Funny Girls is a burlesque cabaret bar on the North Shore of Blackpool, England. Created up in 1994, it is owned by English entrepreneur and businessman Basil Newby. The cast of the show is composed of male dancers and drag performers. The showbar is in what was once the Blackpool Odeon, which was Odeon's largest original cinema in the United Kingdom.

==Venue==
Funny Girls was originally opened in Blackpool 1994 and was located on the corner of Queen Street and The Strand. Funny Girls relocated to the former Odeon Cinema on Dickson Road in 2002.

The cinema was designed by Robert Bullivant and was opened on 6 May 1939. It has a capacity of 3,000 and is the largest original Odeon cinema. It was converted into a 3-screen cinema in 1975. In 1994, the building was registered as a Grade II listed building. The cinema closed on 5 December 1998.

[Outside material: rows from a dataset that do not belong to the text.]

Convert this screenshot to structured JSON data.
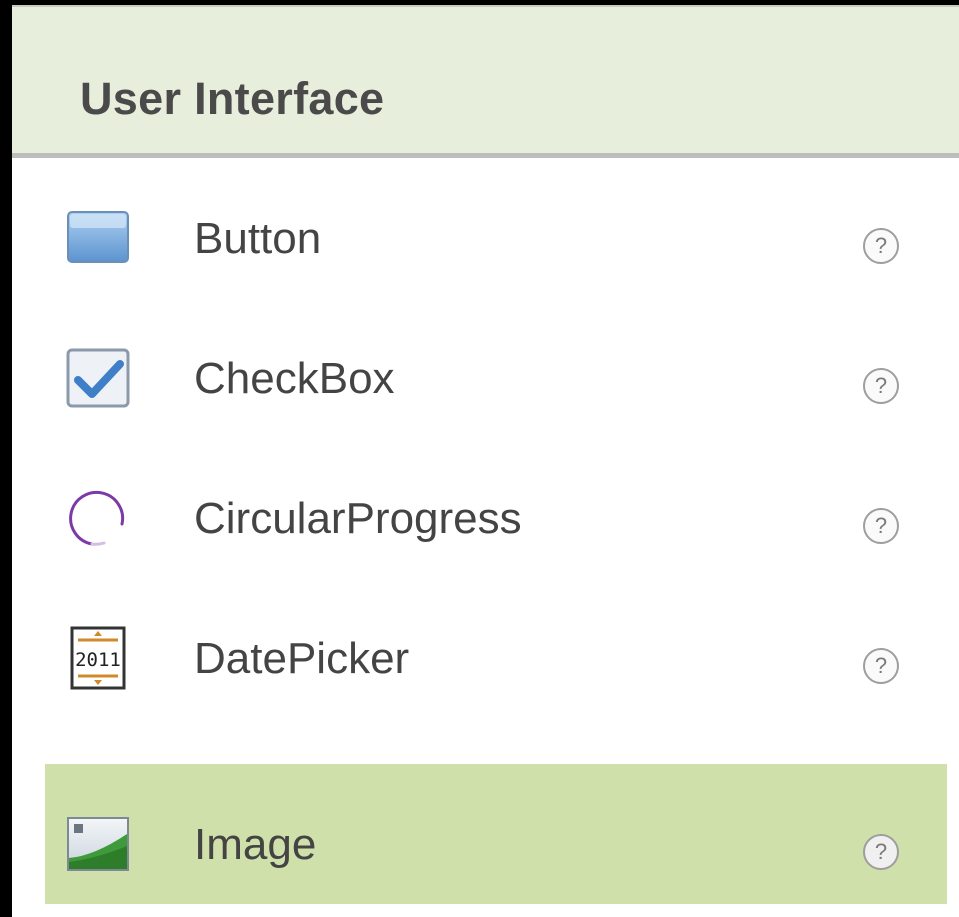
{
  "palette": {
    "category_title": "User Interface",
    "items": [
      {
        "label": "Button",
        "icon": "button-icon",
        "help": "?"
      },
      {
        "label": "CheckBox",
        "icon": "checkbox-icon",
        "help": "?"
      },
      {
        "label": "CircularProgress",
        "icon": "circular-progress-icon",
        "help": "?"
      },
      {
        "label": "DatePicker",
        "icon": "date-picker-icon",
        "help": "?",
        "icon_text": "2011"
      },
      {
        "label": "Image",
        "icon": "image-icon",
        "help": "?",
        "selected": true
      }
    ]
  },
  "colors": {
    "header_bg": "#e7eedc",
    "selected_bg": "#cfe0aa",
    "text": "#444444"
  }
}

Basil Newby took over the old Odeon in 2002 and had it re-decorated in the traditional Art Deco style. In 2019, Thwaites Brewery took over the venue, but sold it back to Newby later that year.

==Cast==
DJ Carmen is the host at Funny Girls.

The Funny Girls cast have performed at various platforms including the Royal Variety Performance. They have also appeared in various television shows either to be interviewed, or where the Funny Girls showbar itself has been the backdrop, such as in the BBC Drama Blackpool.